A ciência confirma que as crianças desenvolvem as suas defesas em contacto com animais, o sistema imunitário sai fortalecido. Um animal é uma companhia, não há dúvida, especialmente para os mais novos e pessoas mais velhas. “Ter um animal à espera em casa, que salta, que faz festas, quando os donos chegam, quebra a solidão, obriga a sair”, frisa Maria do Céu Sampaio.

Afeto é afeto, amor é amor, e não será por dormir na mesma cama que animais e seus donos ficam mais próximos. A ligação, qualquer que seja, existe em qualquer circunstância, em todos os contextos. “Todos os animais devem ter o seu espaço e não é por isso que se gosta menos dele, de passear com ele, de brincar com ele”, observa Maria do Céu Sampaio.

Sem culpas, sem inibições. Jorge Cid não é contra nem é a favor. É uma opção. Ponto. “A pessoa deve fazer aquilo que quer fazer”, reforça. Mas há um aspeto a ter em consideração. Um ponto que pode passar despercebido. “A habituação. Vai ser sempre assim? O que se quer para o futuro? É que desabituar é difícil, deve-se educar desde o princípio.” Quebrar repentinamente a rotina, ou seja, hoje dorme na cama dos donos e amanhã já não, ou vice-versa, não é fácil de digerir e compreender para qualquer animal.
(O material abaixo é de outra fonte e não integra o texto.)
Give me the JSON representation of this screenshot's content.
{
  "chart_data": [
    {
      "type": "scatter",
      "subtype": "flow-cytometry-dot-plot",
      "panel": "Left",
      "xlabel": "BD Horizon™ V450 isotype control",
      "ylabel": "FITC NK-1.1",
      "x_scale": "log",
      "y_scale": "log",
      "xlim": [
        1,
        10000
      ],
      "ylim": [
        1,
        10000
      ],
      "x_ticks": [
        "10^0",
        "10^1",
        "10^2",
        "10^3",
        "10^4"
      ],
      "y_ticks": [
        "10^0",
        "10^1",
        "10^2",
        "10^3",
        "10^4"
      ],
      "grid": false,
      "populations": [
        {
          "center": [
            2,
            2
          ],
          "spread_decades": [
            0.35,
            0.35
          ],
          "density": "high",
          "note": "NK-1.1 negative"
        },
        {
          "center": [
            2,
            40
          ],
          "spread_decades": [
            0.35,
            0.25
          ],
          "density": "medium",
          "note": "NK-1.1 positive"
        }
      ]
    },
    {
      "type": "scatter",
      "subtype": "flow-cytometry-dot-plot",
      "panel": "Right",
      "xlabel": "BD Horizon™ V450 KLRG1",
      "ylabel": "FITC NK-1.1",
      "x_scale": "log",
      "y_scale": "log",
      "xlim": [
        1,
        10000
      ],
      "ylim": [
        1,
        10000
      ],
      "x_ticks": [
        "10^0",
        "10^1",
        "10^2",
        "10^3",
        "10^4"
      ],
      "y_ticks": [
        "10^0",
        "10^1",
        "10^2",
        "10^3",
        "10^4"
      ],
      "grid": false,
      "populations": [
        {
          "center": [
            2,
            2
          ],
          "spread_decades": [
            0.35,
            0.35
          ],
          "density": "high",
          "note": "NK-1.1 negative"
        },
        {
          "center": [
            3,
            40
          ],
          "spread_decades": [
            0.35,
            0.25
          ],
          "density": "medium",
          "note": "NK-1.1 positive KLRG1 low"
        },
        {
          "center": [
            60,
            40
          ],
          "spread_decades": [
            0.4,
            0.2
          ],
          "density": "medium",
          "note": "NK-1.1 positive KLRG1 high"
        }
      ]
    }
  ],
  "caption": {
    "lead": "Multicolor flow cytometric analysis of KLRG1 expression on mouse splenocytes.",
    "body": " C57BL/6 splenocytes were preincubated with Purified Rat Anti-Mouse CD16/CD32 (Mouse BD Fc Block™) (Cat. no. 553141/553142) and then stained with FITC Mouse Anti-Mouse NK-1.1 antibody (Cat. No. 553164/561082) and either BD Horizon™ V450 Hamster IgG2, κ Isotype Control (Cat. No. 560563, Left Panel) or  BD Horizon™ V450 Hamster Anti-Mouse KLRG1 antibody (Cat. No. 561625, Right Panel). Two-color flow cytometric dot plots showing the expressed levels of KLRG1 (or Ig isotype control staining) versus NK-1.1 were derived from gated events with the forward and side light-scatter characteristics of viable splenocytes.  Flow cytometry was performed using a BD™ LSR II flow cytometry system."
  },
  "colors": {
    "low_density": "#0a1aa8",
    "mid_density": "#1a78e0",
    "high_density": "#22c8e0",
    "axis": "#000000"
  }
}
O animal tem de estar bem cuidado, já se sabe, isto é, sintetiza Júlia Bragança, “em boas condições sanitárias”. Fora isso, não há uma norma estabelecida, depende do animal, depende do dono, e de um fator de extrema importância. A educação. “Não há aqui uma regra, depende do animal e da maneira como se educa”, destaca a médica-veterinária.
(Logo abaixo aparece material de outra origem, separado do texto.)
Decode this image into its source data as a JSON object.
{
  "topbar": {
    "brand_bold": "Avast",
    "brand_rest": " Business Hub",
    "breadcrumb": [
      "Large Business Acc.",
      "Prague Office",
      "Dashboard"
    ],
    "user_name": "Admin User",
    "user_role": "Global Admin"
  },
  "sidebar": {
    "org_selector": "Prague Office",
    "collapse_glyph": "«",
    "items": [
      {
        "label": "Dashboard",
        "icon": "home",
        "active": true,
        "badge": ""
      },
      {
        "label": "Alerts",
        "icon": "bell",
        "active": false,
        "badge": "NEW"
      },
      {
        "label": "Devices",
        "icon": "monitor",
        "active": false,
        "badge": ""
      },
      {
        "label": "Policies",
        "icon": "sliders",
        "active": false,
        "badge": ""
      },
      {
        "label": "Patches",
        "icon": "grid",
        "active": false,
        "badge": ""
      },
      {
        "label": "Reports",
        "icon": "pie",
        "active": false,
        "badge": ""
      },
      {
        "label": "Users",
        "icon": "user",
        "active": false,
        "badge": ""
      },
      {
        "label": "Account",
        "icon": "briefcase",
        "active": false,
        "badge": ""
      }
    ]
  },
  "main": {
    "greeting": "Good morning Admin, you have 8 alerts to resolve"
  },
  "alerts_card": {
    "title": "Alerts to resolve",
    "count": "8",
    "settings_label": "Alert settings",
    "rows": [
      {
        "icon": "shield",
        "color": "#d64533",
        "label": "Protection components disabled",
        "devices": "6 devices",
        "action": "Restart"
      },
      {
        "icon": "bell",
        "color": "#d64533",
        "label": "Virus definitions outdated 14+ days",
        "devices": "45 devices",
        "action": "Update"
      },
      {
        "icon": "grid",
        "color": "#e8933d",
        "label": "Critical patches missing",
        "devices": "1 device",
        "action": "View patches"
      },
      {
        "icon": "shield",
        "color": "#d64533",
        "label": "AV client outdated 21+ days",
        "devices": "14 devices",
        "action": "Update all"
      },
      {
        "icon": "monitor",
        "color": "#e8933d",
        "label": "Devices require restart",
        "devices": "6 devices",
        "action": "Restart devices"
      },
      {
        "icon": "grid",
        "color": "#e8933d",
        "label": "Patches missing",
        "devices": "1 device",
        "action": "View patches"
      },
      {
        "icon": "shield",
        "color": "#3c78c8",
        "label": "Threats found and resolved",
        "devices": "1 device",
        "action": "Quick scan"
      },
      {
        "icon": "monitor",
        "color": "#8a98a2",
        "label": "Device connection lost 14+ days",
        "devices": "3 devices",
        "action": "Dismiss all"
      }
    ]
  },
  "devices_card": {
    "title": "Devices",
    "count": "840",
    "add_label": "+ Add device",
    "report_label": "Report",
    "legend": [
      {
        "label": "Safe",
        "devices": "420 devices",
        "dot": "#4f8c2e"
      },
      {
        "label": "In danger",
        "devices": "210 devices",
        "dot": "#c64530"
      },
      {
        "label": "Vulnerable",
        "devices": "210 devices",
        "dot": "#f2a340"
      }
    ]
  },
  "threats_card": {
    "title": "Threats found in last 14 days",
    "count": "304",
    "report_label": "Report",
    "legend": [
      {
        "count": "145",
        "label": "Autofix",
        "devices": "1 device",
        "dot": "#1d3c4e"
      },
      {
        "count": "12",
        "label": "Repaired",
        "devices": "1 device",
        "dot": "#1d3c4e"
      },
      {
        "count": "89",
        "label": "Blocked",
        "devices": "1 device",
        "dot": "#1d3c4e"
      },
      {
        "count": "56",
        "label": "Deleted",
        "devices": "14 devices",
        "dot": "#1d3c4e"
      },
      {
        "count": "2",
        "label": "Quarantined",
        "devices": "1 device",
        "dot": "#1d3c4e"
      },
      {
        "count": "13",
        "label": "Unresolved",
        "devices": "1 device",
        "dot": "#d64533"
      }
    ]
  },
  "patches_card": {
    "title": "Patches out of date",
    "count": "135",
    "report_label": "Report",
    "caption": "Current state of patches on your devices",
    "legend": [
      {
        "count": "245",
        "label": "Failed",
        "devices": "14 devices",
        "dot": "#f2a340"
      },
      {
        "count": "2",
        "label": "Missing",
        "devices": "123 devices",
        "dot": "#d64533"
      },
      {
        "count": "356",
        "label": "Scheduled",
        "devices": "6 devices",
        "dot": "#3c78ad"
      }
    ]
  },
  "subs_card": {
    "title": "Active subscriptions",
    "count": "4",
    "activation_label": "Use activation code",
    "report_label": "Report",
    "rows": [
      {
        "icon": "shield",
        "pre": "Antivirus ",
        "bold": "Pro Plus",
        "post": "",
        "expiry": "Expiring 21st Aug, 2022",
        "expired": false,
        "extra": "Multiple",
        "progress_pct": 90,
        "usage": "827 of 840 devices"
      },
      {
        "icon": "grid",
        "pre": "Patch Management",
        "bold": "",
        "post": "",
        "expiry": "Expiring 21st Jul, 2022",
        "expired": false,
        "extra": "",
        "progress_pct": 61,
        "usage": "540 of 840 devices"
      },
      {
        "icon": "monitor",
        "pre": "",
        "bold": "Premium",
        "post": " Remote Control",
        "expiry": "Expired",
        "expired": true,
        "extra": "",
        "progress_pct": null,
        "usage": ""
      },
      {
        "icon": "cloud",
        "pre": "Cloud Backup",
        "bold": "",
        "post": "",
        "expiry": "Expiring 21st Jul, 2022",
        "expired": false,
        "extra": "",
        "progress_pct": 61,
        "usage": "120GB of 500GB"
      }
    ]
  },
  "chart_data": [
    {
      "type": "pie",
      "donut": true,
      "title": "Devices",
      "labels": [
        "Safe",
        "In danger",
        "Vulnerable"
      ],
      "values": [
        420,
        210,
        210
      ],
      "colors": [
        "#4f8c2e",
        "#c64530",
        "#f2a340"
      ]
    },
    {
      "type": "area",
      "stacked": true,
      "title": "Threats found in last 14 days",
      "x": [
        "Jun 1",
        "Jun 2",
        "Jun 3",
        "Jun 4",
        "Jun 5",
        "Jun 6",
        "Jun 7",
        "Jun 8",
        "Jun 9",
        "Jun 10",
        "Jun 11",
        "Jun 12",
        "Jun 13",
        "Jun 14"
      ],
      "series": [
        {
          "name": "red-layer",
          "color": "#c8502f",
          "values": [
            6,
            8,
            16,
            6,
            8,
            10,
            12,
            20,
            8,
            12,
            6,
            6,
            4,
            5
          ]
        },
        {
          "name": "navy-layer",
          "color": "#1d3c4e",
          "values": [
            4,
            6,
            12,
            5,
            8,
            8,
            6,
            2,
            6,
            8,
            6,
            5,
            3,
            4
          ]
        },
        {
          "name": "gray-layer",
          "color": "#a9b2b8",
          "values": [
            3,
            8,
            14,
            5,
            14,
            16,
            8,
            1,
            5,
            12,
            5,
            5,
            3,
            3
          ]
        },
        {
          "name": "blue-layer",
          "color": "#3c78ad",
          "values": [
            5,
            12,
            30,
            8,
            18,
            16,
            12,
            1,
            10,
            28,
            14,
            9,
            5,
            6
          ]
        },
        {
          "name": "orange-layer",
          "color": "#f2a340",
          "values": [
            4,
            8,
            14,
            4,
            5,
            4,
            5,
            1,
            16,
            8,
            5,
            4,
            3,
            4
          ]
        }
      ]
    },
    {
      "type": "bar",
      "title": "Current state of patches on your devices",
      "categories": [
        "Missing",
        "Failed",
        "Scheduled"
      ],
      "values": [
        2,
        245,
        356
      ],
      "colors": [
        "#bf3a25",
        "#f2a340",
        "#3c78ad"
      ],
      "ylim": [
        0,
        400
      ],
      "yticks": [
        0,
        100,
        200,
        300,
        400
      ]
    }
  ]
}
Banhos são sinal de higiene, só que em matéria de bichos não se aplica a regra dos humanos. A frequência é bem diferente. Segundo Júlia Bragança, um cão deve tomar três banhos por ano, máximo dos máximos um por mês. Os gatos não precisam de tomar banho, lambem-se e lavam-se, necessitam apenas que alguém cuide do pelo. Os cães também precisam de pelo escovado, patas limpas com um pano húmido, pode ser uma toalha velha rasgada em quatro pedaços (dois para lavar, dois para limpar), depois de uma ida à rua. Cumpridas as regras de saúde e toda a higiene, dormir ou não dormir com animais é simplesmente uma opção. Uma decisão que exige responsabilidade.